I've just been meaning to tell you about these. I'm so glad that I've gone and done it--now I can stop taking pictures of every bag of them.

Oh, and anyone going to the NOFA conference this weekend?  I'm teaching a condiments class--if you're attending the conference, come say hello!  I'll be the one walking around with my blender.

Happy Thursday, friends.  Hope you're all warm and well-fed and out of the wind.


  1. Everything about this made me feel good. Beans. Eilen. Anna. Dancing. Crying. Wonderful, all of it. Thank you.

  2. Do you know if the beans are grown organically or biodynamically? i couldn't seem to find that info on their website. I am curious to try them from your description.

  3. So what was the song??? I will have to try those beans.

  4. Rebecca, I went back to the introduction to the Rancho Gordo book as well, and there isn't any information about whether or not they are organic or biodynamically grown. What Steve Sando does say, however, is this-- "Beans are easy to grow and have few natural enemies. Farmers often grow beans and other legumes in empty fields keep the nitrogen in the soil at the end of the season and treating it as 'green manure' or fertilizer. Fresh organic matter is key for healthy soil development."
    His focus on growing heirloom beans in the first place leads me to assume that he is farming consciously, and I know that many small farms choose not to pay for organic certification, but it would be great to know more about his practices. I'll keep researching and let you know what I find...

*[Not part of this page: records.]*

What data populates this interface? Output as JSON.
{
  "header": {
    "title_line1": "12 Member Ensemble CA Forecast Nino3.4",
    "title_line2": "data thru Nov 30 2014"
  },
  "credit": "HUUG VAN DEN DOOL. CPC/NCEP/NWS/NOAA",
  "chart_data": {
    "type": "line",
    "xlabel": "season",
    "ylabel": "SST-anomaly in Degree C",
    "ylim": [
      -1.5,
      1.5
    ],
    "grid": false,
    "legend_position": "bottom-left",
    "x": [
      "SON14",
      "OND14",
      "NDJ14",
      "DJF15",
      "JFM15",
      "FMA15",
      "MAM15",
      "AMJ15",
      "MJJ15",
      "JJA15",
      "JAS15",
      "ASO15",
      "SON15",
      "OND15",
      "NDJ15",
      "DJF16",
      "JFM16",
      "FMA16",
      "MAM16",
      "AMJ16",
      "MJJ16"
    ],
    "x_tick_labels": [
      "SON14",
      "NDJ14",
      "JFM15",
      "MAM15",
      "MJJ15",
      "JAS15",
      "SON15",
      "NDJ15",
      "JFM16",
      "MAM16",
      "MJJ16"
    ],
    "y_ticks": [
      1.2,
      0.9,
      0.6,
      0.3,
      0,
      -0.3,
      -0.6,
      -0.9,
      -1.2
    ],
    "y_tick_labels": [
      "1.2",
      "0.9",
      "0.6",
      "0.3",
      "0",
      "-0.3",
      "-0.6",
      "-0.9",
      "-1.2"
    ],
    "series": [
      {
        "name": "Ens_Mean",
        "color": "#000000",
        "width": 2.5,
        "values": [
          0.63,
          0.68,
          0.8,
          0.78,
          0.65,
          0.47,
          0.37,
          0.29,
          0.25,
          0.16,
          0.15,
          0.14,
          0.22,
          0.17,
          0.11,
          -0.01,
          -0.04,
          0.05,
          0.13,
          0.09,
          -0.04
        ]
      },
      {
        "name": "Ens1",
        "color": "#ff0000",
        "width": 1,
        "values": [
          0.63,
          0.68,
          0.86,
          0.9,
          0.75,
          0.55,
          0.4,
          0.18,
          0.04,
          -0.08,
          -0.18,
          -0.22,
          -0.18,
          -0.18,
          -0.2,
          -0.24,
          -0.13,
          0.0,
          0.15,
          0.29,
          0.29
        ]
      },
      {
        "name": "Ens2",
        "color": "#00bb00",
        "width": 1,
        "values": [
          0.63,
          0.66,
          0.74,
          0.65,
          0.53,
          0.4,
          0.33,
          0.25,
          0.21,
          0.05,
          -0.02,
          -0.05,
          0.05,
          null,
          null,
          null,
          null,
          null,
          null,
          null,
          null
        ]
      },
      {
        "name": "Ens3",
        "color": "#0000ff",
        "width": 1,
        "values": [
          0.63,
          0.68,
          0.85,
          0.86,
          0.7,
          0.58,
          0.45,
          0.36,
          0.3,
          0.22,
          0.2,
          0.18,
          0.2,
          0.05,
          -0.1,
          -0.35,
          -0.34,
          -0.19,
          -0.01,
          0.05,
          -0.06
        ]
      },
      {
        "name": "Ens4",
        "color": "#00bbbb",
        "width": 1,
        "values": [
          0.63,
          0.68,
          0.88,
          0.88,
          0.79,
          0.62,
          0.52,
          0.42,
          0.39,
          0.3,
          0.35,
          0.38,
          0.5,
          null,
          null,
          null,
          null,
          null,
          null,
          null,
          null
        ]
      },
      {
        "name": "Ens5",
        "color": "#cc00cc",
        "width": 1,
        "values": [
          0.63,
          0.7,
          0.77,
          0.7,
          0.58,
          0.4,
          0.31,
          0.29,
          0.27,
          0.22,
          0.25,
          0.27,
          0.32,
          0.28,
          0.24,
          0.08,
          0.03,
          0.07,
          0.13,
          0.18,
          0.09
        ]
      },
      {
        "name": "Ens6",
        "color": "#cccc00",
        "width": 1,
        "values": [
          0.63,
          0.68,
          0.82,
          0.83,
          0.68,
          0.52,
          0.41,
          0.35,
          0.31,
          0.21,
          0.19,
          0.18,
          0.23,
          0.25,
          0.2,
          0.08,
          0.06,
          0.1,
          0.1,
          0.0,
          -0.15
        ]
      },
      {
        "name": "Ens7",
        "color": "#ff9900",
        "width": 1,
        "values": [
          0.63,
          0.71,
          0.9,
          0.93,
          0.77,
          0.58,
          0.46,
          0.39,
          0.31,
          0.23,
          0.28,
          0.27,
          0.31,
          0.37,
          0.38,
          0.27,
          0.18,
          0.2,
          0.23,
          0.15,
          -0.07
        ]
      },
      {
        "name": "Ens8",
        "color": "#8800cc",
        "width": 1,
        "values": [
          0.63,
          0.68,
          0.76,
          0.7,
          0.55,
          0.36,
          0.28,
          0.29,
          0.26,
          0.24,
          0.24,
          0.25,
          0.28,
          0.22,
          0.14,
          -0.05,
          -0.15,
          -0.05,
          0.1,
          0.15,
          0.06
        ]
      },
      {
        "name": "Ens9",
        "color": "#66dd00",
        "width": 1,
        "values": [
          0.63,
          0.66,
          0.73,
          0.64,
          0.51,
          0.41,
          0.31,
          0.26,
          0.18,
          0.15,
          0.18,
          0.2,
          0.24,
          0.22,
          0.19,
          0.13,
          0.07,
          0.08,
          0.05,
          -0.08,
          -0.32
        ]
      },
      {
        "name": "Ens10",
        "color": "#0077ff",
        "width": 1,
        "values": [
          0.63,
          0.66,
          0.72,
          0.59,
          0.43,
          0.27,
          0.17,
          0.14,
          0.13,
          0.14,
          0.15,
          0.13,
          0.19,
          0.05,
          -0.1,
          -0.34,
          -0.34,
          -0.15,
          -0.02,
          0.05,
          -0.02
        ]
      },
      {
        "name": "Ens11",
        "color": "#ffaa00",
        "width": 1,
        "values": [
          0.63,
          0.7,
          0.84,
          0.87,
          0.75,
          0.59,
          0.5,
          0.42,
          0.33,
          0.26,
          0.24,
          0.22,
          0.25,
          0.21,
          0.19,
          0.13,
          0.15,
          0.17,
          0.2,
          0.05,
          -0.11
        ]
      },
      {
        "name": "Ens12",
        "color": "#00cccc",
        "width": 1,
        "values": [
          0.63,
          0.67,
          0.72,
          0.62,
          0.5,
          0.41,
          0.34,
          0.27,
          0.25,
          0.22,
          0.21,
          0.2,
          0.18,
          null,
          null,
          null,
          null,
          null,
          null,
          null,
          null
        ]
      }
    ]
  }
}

  5. MH, The Dark Ages by Bedhead. Incidentally on this mix from way back.

  6. Alana! Your new boots are so amazing that you're levitating!
    Sarah Yanni

  7. Sometimes I read your posts, and it's like talking to you, only not. Other times I think. This is not enough. Today is one of those days. This is not enough, and yet it's all I get. Hope condiments went well. Your followers are interested to hear about it.